Adults with heart disease who had a previous heart attack and took vitamin D doses tailored to reach optimal blood levels reduced their risk of another heart attack by more than half compared to those who did not have their vitamin D blood levels optimised, according to the study.
Blood levels considered optimal for heart health are between 40-80 ng/mL.
Key findings
- Participants with personalised vitamin D dosing to maintain blood levels above 40 ng/mL for had a 52% lower risk of heart attack,
- More than 85% of participants started the study with vitamin D levels below 40 ng/mL,
- Around half (52%) of the treatment group needed more than 5000 IU daily to reach target levels — more than six times the FDA’s recommended 800 IU,
- While personalised dosing did not reduce overall rates of death, stroke or heart failure, it showed a specific benefit in lowering heart attack risk.
Previous studies have found that low vitamin D levels are linked to worse heart health.
The TARGET-D randomised clinical trial included adults with heart disease who also had a previous heart attack to determine whether achieving optimal vitamin D blood levels could prevent future heart attacks, strokes, heart failure hospitalisations or deaths.
Unlike earlier vitamin D randomised trials that used standard doses, the TARGET-D trial personalised the doses based on the results of each participant’s blood test.
“Previous clinical trial research on vitamin D tested the potential impact of the same vitamin D dose for all participants without checking their blood levels first,” said Dr Heidi May, principal investigator of TARGET-D and an epidemiologist and professor of research at Intermountain Health in Salt Lake City, Utah.
“We took a different approach. We checked each participant's vitamin D levels at enrolment and throughout the study and we adjusted their dose as needed to bring and maintain them in a range of 40-80 ng/mL.”

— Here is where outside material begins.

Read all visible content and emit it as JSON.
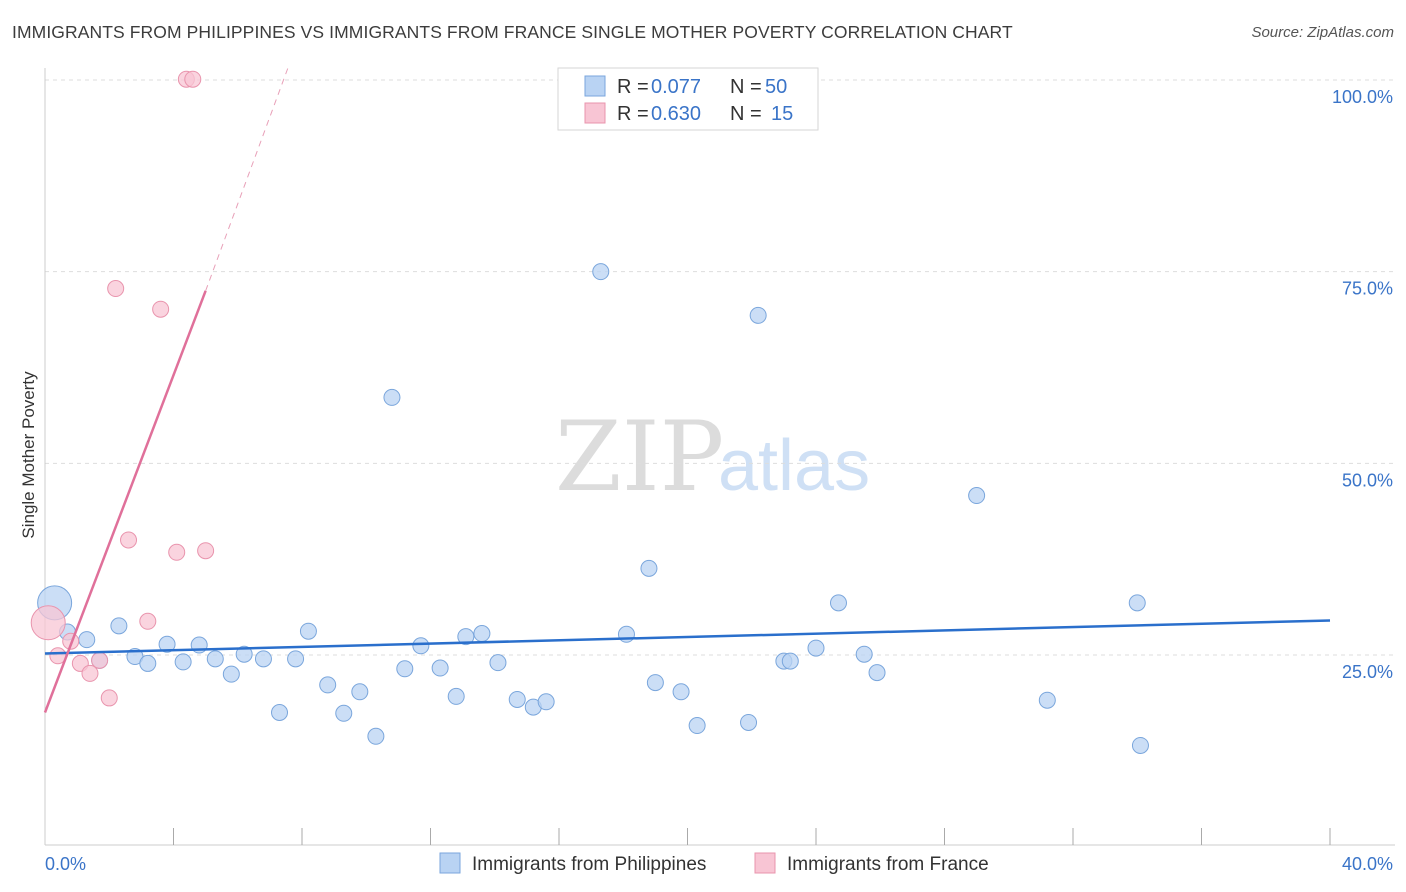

Researchers monitored both vitamin D and calcium levels for the participants in the treatment group throughout the study to prevent vitamin D toxicity.
Doses were reduced or stopped if vitamin D levels rose above 80 ng/mL.
Excessive vitamin D can lead to hypercalcaemia (higher-than-normal levels of calcium in the blood), kidney failure and abnormal heart rhythm.
May says that these results could improve patient care by focusing on blood tests for vitamin D levels and tailoring doses.
“We encourage people with heart disease to discuss vitamin D blood testing and targeted dosing with their health care professionals to meet their individual needs,” she added.
May and her study colleagues emphasised that more clinical trials are needed to determine whether targeted treatment with vitamin D could help prevent heart disease before a first cardiac event.